Par ailleurs, dans les foyers à faibles revenus qui avaient plusieurs enfants en âge d'être scolarisés, les parents se voyaient obligés de faire un choix en ce qui concerne la scolarisation des enfants.
Et ce choix se faisait le plus souvent au détriment des filles. Les familles préféraient envoyer les garçons à l'école et garder les filles à la maison - pour s'occuper des plus jeunes enfants et des tâches ménagères.
Des études sur l'impact des cantines scolaires sur la scolarisation des filles - notamment lorsqu'elles bénéficiaient de rations alimentaires à emporter, utilisées comme incitation à la scolarisation des filles - montrent que le taux d'abandon pendant les trois dernières années du primaire, était considérablement réduit ; ce qui permettait aux établissements préparant les élèves au certificat d'études primaires, d'enregistrer un taux de réussite au CEP beaucoup plus élevé. L'effet boule de neige aidant, plus d'enfants étaient envoyés l'année suivante à l'école. Durant les cinq années passées à Djibouti, j'ai vu le taux de scolarisation des filles par rapport aux garçons dans le primaire passer de 34 % à plus de 50 %. Et ceci, grâce à l'introduction des cantines scolaires dans la totalité des 50 écoles de l'intérieur du pays. Enfin des études menées montrent que lorsqu'une femme est éduquée, elle est moins exposée aux risques des mariages ou de grossesses précoces ; mais aussi aux risques de donner naissance à des enfants en sous poids.
Selon vous, qu'est-ce le GAASS peut apporter de plus au PAM dans son appui au Gouvernement du Sénégal dans la mise en oeuvre d'un programme national d'alimentation scolaire ?
Le GAASS regroupe des personnes ayant travaillé ou travaillant encore dans des domaines aussi variés que l'art, les sciences, le sport, le développement, l'humanitaire, la politique, etc. et cette grande diversité d'expériences - représente pour le PAM et le Ministère de l'Education Nationale - une ressource non négligeable, en matière d'orientation et de conseils en politique éducative.
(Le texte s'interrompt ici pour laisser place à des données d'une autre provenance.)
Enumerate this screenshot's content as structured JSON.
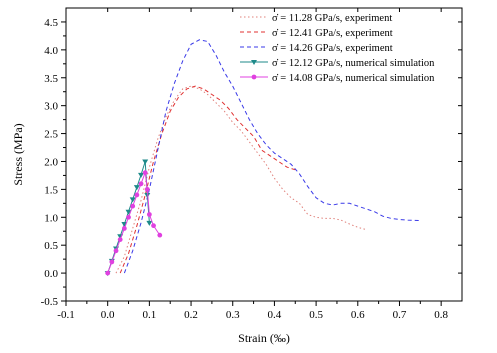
{
  "chart_data": {
    "type": "line",
    "title": "",
    "xlabel": "Strain (‰)",
    "ylabel": "Stress (MPa)",
    "xlim": [
      -0.1,
      0.85
    ],
    "ylim": [
      -0.5,
      4.75
    ],
    "xticks": [
      -0.1,
      0.0,
      0.1,
      0.2,
      0.3,
      0.4,
      0.5,
      0.6,
      0.7,
      0.8
    ],
    "xtick_labels": [
      "-0.1",
      "0.0",
      "0.1",
      "0.2",
      "0.3",
      "0.4",
      "0.5",
      "0.6",
      "0.7",
      "0.8"
    ],
    "yticks": [
      -0.5,
      0.0,
      0.5,
      1.0,
      1.5,
      2.0,
      2.5,
      3.0,
      3.5,
      4.0,
      4.5
    ],
    "ytick_labels": [
      "-0.5",
      "0.0",
      "0.5",
      "1.0",
      "1.5",
      "2.0",
      "2.5",
      "3.0",
      "3.5",
      "4.0",
      "4.5"
    ],
    "grid": false,
    "legend_position": "top-right",
    "series": [
      {
        "name": "σ̇ = 11.28 GPa/s, experiment",
        "color": "#e0807a",
        "style": "dotted",
        "marker": "none",
        "points": [
          [
            0.02,
            0.0
          ],
          [
            0.04,
            0.3
          ],
          [
            0.06,
            0.8
          ],
          [
            0.08,
            1.3
          ],
          [
            0.1,
            1.9
          ],
          [
            0.12,
            2.4
          ],
          [
            0.14,
            2.8
          ],
          [
            0.16,
            3.1
          ],
          [
            0.18,
            3.3
          ],
          [
            0.2,
            3.35
          ],
          [
            0.22,
            3.3
          ],
          [
            0.24,
            3.2
          ],
          [
            0.26,
            3.05
          ],
          [
            0.28,
            2.9
          ],
          [
            0.3,
            2.7
          ],
          [
            0.32,
            2.55
          ],
          [
            0.34,
            2.35
          ],
          [
            0.36,
            2.15
          ],
          [
            0.38,
            1.95
          ],
          [
            0.4,
            1.7
          ],
          [
            0.42,
            1.5
          ],
          [
            0.44,
            1.35
          ],
          [
            0.46,
            1.25
          ],
          [
            0.48,
            1.05
          ],
          [
            0.5,
            1.0
          ],
          [
            0.52,
            0.98
          ],
          [
            0.54,
            0.98
          ],
          [
            0.56,
            0.95
          ],
          [
            0.58,
            0.88
          ],
          [
            0.6,
            0.82
          ],
          [
            0.62,
            0.78
          ]
        ]
      },
      {
        "name": "σ̇ = 12.41 GPa/s, experiment",
        "color": "#e03030",
        "style": "dashed",
        "marker": "none",
        "points": [
          [
            0.03,
            0.0
          ],
          [
            0.05,
            0.35
          ],
          [
            0.07,
            0.85
          ],
          [
            0.09,
            1.4
          ],
          [
            0.11,
            2.0
          ],
          [
            0.13,
            2.5
          ],
          [
            0.15,
            2.9
          ],
          [
            0.17,
            3.15
          ],
          [
            0.19,
            3.3
          ],
          [
            0.21,
            3.35
          ],
          [
            0.23,
            3.3
          ],
          [
            0.25,
            3.2
          ],
          [
            0.27,
            3.1
          ],
          [
            0.29,
            2.95
          ],
          [
            0.31,
            2.75
          ],
          [
            0.33,
            2.6
          ],
          [
            0.35,
            2.45
          ],
          [
            0.37,
            2.2
          ],
          [
            0.39,
            2.1
          ],
          [
            0.41,
            2.0
          ],
          [
            0.43,
            1.9
          ],
          [
            0.45,
            1.85
          ]
        ]
      },
      {
        "name": "σ̇ = 14.26 GPa/s, experiment",
        "color": "#3a3ae8",
        "style": "dashed",
        "marker": "none",
        "points": [
          [
            0.04,
            0.0
          ],
          [
            0.06,
            0.4
          ],
          [
            0.08,
            0.9
          ],
          [
            0.1,
            1.5
          ],
          [
            0.12,
            2.2
          ],
          [
            0.14,
            2.9
          ],
          [
            0.16,
            3.4
          ],
          [
            0.18,
            3.8
          ],
          [
            0.2,
            4.1
          ],
          [
            0.22,
            4.18
          ],
          [
            0.24,
            4.15
          ],
          [
            0.26,
            3.9
          ],
          [
            0.28,
            3.6
          ],
          [
            0.3,
            3.35
          ],
          [
            0.32,
            3.05
          ],
          [
            0.34,
            2.75
          ],
          [
            0.36,
            2.5
          ],
          [
            0.38,
            2.3
          ],
          [
            0.4,
            2.15
          ],
          [
            0.42,
            2.05
          ],
          [
            0.44,
            1.95
          ],
          [
            0.46,
            1.78
          ],
          [
            0.48,
            1.55
          ],
          [
            0.5,
            1.35
          ],
          [
            0.52,
            1.25
          ],
          [
            0.54,
            1.22
          ],
          [
            0.56,
            1.25
          ],
          [
            0.58,
            1.25
          ],
          [
            0.6,
            1.2
          ],
          [
            0.62,
            1.15
          ],
          [
            0.64,
            1.1
          ],
          [
            0.66,
            1.02
          ],
          [
            0.68,
            0.98
          ],
          [
            0.7,
            0.96
          ],
          [
            0.72,
            0.95
          ],
          [
            0.75,
            0.94
          ]
        ]
      },
      {
        "name": "σ̇ = 12.12 GPa/s, numerical simulation",
        "color": "#1e8a8a",
        "style": "solid",
        "marker": "triangle",
        "points": [
          [
            0.0,
            0.0
          ],
          [
            0.01,
            0.22
          ],
          [
            0.02,
            0.44
          ],
          [
            0.03,
            0.66
          ],
          [
            0.04,
            0.88
          ],
          [
            0.05,
            1.1
          ],
          [
            0.06,
            1.32
          ],
          [
            0.07,
            1.54
          ],
          [
            0.08,
            1.76
          ],
          [
            0.09,
            2.0
          ],
          [
            0.095,
            1.4
          ],
          [
            0.1,
            0.9
          ]
        ]
      },
      {
        "name": "σ̇ = 14.08 GPa/s, numerical simulation",
        "color": "#e040e0",
        "style": "solid",
        "marker": "star",
        "points": [
          [
            0.0,
            0.0
          ],
          [
            0.01,
            0.2
          ],
          [
            0.02,
            0.4
          ],
          [
            0.03,
            0.6
          ],
          [
            0.04,
            0.8
          ],
          [
            0.05,
            1.0
          ],
          [
            0.06,
            1.2
          ],
          [
            0.07,
            1.4
          ],
          [
            0.08,
            1.6
          ],
          [
            0.09,
            1.8
          ],
          [
            0.095,
            1.5
          ],
          [
            0.1,
            1.05
          ],
          [
            0.11,
            0.85
          ],
          [
            0.125,
            0.68
          ]
        ]
      }
    ]
  }
}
Les membres du GAASS forment une petite communauté, dont les contributions à la promotion de l'éducation de base et pour la généralisation des cantines scolaires, se font de manière volontaire. C'est un honneur et un privilège de faire partie de ce groupe de réflexion très engagé !
Car l'alimentation scolaire représente pour le Sénégal, un bouclier contre l'analphabétisme et la malnutrition. J'invite les partenaires qui soutiennent l'éducation au Sénégal à accompagner le GAASS dans sa mission.